Однако – это еще не была та вечная тьма, которой он так боялся, его не стали убиваться, и, даже, какими-то заклятьями поддержали жизнь, так как он должен был еще показать точную дорогу.
* * *
Когда началась метель, маленький Ячук отошел уже на несколько верст к северо-западу от того места, где расстался с Вероникой. Орочья башня уже давно осталась за складками местностями – в основном каменистыми холмами, которые словно не выросшие еще дети гор-исполинов поднимались над этими заснеженными полями. Метель началась в то время, когда избитый Сикус лежал без сознания в крестьянской избе, а мужики ругались с орками из-за вознагражденья. Началась она сразу; повалила стремительной круговертью, и в десяти шагах ничего уж было не различить.
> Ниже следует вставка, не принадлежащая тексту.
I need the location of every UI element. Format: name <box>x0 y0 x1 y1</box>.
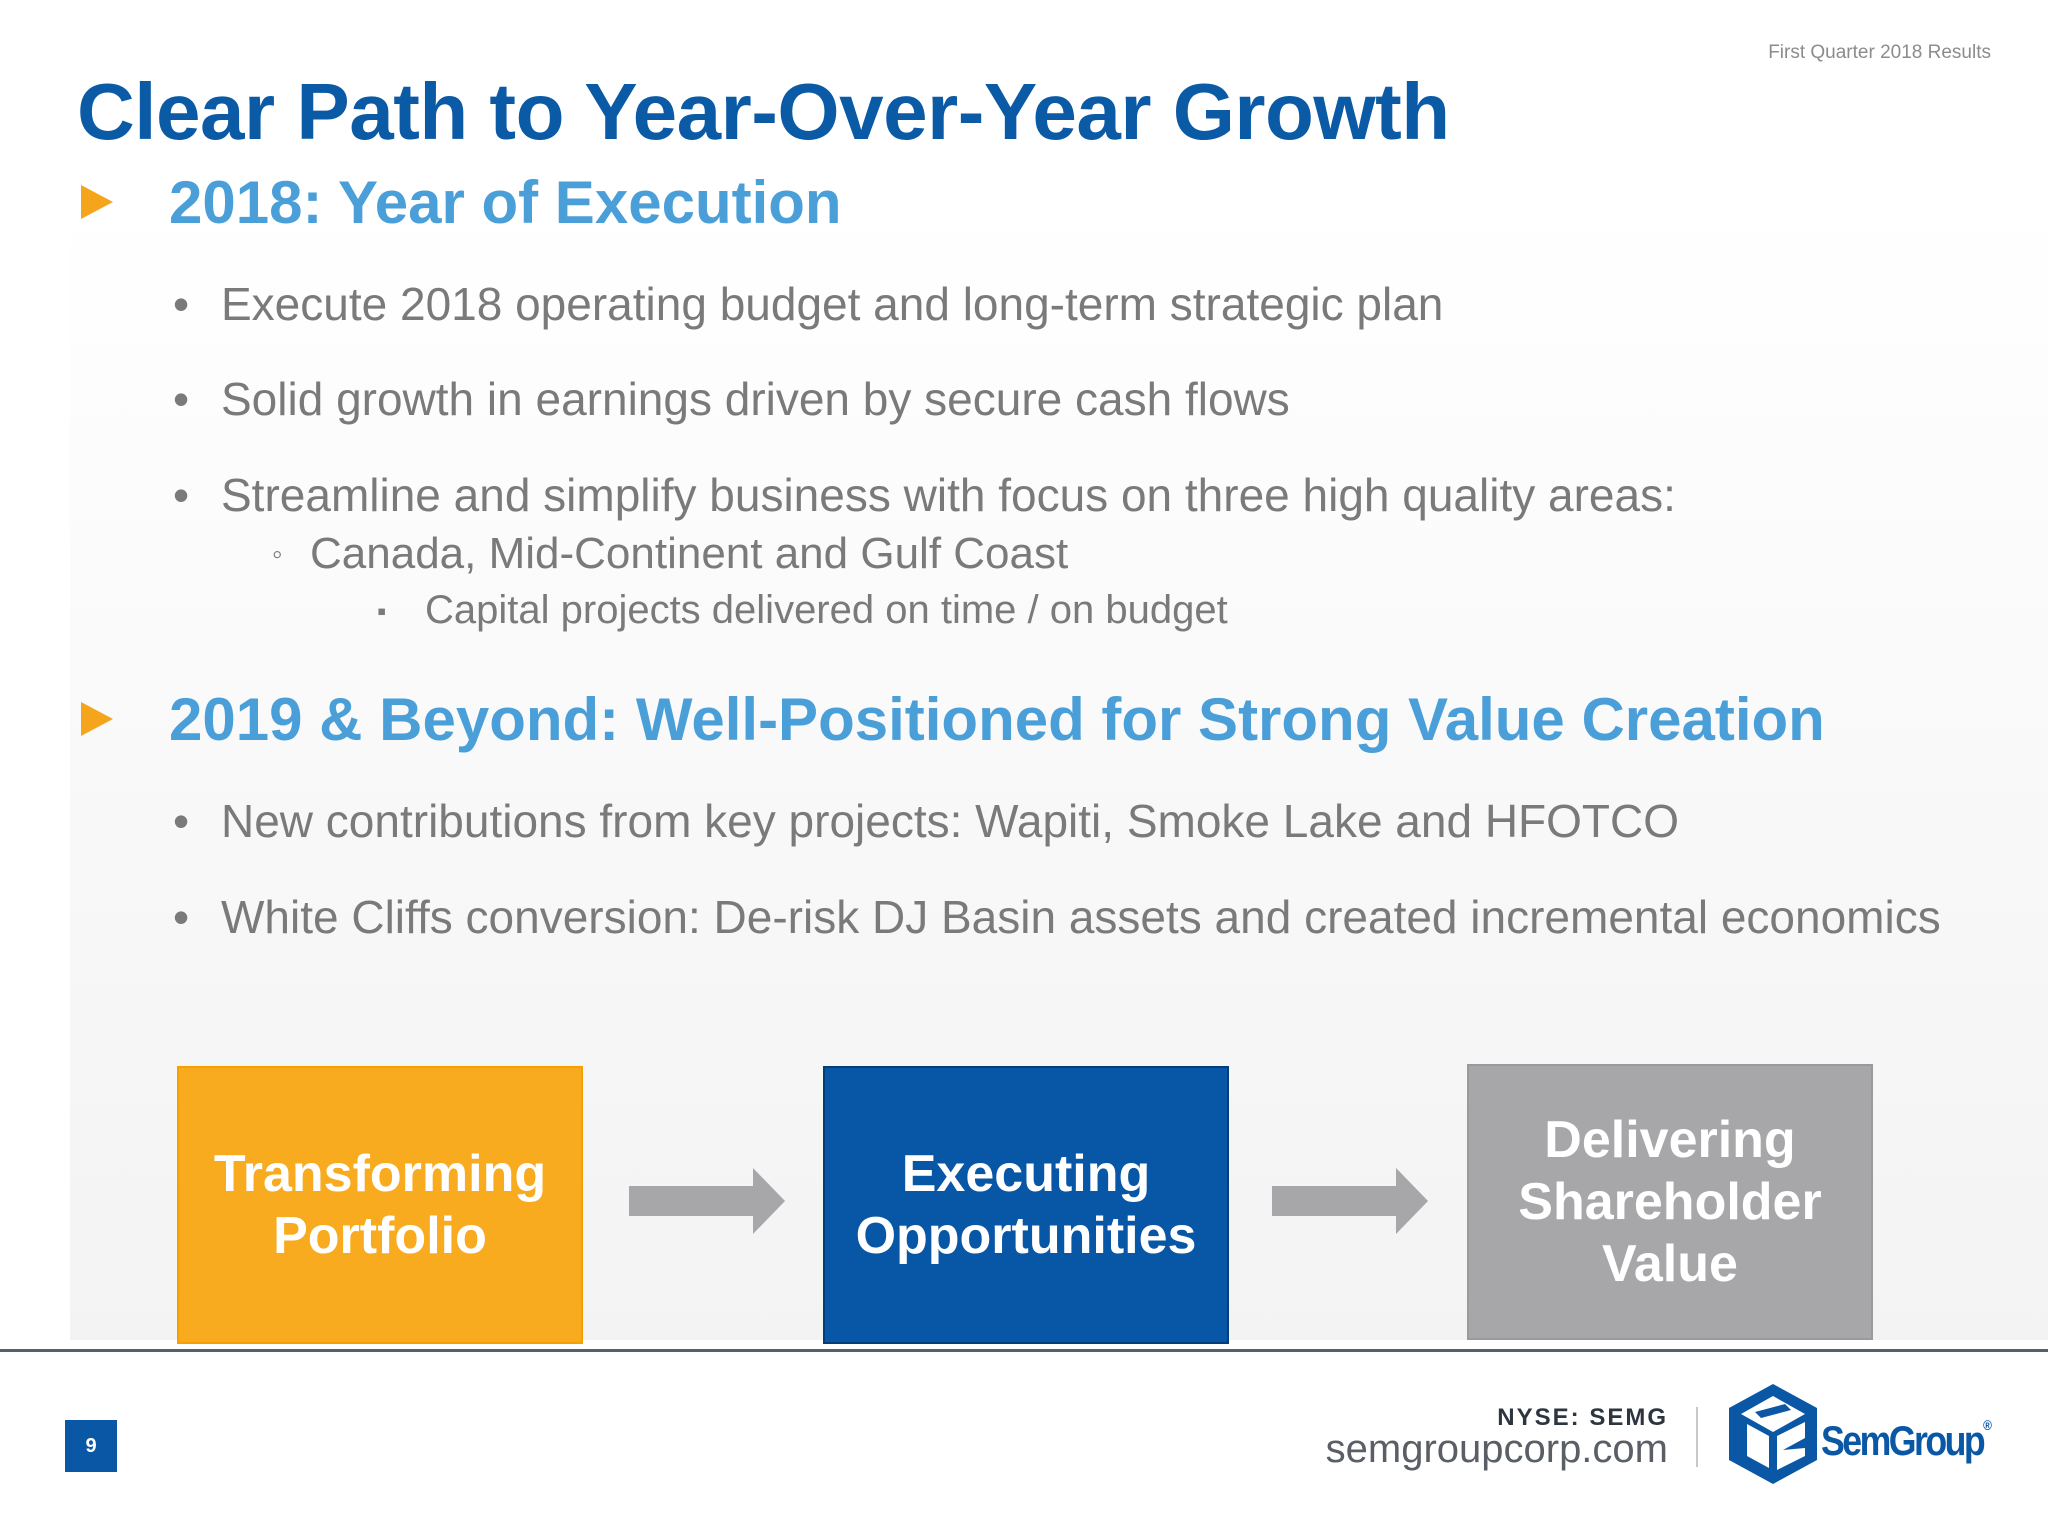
bullet-dot-icon: • <box>173 373 190 425</box>
bullet-text: Solid growth in earnings driven by secur… <box>221 373 1290 425</box>
flow-box-line: Executing <box>901 1145 1151 1203</box>
registered-mark: ® <box>1983 1417 1992 1433</box>
bullet-dot-icon: • <box>173 278 190 330</box>
right-arrow-icon <box>1272 1168 1428 1234</box>
sub-sub-bullet-text: Capital projects delivered on time / on … <box>425 588 1228 632</box>
bullet-item: • Solid growth in earnings driven by sec… <box>173 372 1290 426</box>
flow-box-line: Portfolio <box>273 1207 487 1265</box>
sub-bullet-text: Canada, Mid-Continent and Gulf Coast <box>310 529 1069 578</box>
page-title: Clear Path to Year-Over-Year Growth <box>77 67 1450 156</box>
right-arrow-icon <box>629 1168 785 1234</box>
flow-box-line: Delivering <box>1544 1111 1796 1169</box>
bullet-text: Streamline and simplify business with fo… <box>221 469 1676 521</box>
section-title-2019: 2019 & Beyond: Well-Positioned for Stron… <box>169 686 1825 753</box>
triangle-bullet-icon <box>81 702 113 736</box>
flow-box-line: Transforming <box>213 1145 547 1203</box>
flow-box-line: Opportunities <box>855 1207 1197 1265</box>
stock-ticker: NYSE: SEMG <box>1497 1404 1668 1431</box>
flow-box-transforming-portfolio: Transforming Portfolio <box>177 1066 583 1344</box>
square-bullet-icon: ▪ <box>377 596 387 626</box>
flow-box-line: Shareholder <box>1518 1173 1822 1231</box>
footer-divider <box>0 1349 2048 1352</box>
page-number: 9 <box>65 1420 117 1472</box>
sub-bullet-item: ◦ Canada, Mid-Continent and Gulf Coast <box>272 529 1069 579</box>
bullet-item: • Streamline and simplify business with … <box>173 468 1676 522</box>
report-label: First Quarter 2018 Results <box>1768 42 1991 63</box>
bullet-item: • Execute 2018 operating budget and long… <box>173 277 1444 331</box>
bullet-dot-icon: • <box>173 891 190 943</box>
footer-separator <box>1696 1407 1698 1467</box>
sub-sub-bullet-item: ▪ Capital projects delivered on time / o… <box>377 588 1228 633</box>
triangle-bullet-icon <box>81 185 113 219</box>
bullet-dot-icon: • <box>173 795 190 847</box>
hollow-bullet-icon: ◦ <box>272 538 283 571</box>
bullet-dot-icon: • <box>173 469 190 521</box>
bullet-text: Execute 2018 operating budget and long-t… <box>221 278 1444 330</box>
bullet-text: New contributions from key projects: Wap… <box>221 795 1680 847</box>
website-link[interactable]: semgroupcorp.com <box>1325 1427 1668 1471</box>
logo-wordmark: SemGroup <box>1821 1417 1986 1464</box>
flow-box-executing-opportunities: Executing Opportunities <box>823 1066 1229 1344</box>
flow-box-line: Value <box>1602 1235 1738 1293</box>
bullet-text: White Cliffs conversion: De-risk DJ Basi… <box>221 891 1941 943</box>
semgroup-logo-text: SemGroup® <box>1821 1417 1992 1465</box>
semgroup-cube-icon <box>1729 1384 1817 1484</box>
flow-box-delivering-shareholder-value: Delivering Shareholder Value <box>1467 1064 1873 1340</box>
bullet-item: • New contributions from key projects: W… <box>173 794 1680 848</box>
section-title-2018: 2018: Year of Execution <box>169 169 842 236</box>
bullet-item: • White Cliffs conversion: De-risk DJ Ba… <box>173 890 1941 944</box>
– Тут бы с дороги не сбиться. – пробормотал маленький человечек; и, согнувшись под тяжестью своего рюкзака, пошел дальше.
Впрочем, сбиться ему было мудрено, так как он и с закрытыми глазами чувствовал, где какая сторона. Идти было тяжело… Уже через несколько минут уровень снега поднялся выше его головы, но так как по прежнему расступался пред ним, то вовсе не мешал. Гораздо больше вреда приносил тот снег, который наваливался на его рюкзак и на плечи – приходилось останавливаться и отряхивать его, однако, через несколько минут, маленький человечек вновь обращался в ходячий сугроб…
Уже несколько часов ушло на дорогу, и под тяжестью своей ноши он устал; к тому же – непрестанно дующий с вершин Серых гор ветер леденил лицо, трудно было дышать, и ему часто приходилось останавливаться, поворачиваться к этому ветру спиной, некоторое время дышать так и затем уж продолжать свою дорогу.
Для достижения любой цели, требуется и определенное усилие воли. Для достижение великих целей, требуется великая воля и только могучие, с твердым, как камень сердцем, могут такой цели достичь. Есть цели и не столь великие, но какова бы цель не была: все одно требуется проявление воли. Если же нет воли, то и цель (даже и самая незначительная) никогда не будет достигнута, и завязнет такое несчастное, безвольное создание в трясине.
У Ячука было достаточно воли, чтобы выдержать несколько часов этой дороги – достаточно, несмотря на то, что он обманул, сказав, что рюкзак особенно не отяготит его. На самом то деле – он едва не валился под его тяжестью, и ноги его дрожали; и в последней части пути даже испугался, что силы совсем оставят его.
В то мгновенье, когда перед ним из мрака выступила каменная поверхность, и он, коснувшись ее, даже и через перчатки почувствовал холод; в это самое мгновенье, обессилевший Сикус рассказывал темному созданью как раз про него: про тайную тропу, которой Ячук должен был пройти, и, наконец, про цель его путешествия. Так создания близкие, долгое время проведшие вместе, чувствуют, когда с иным из них что-то неладное, так и теперь почувствовал Ячук; отчаянный вопль Сикуса, который вырвался из самый глубины души того, и который не заметил ни темный, сидящий на троне, ни кто-либо иной – ибо этот вопль был самым сокровенным, ибо он, в отчаянье, в страданье, в муке, признавая себя предателем, звал, чтобы уходили они.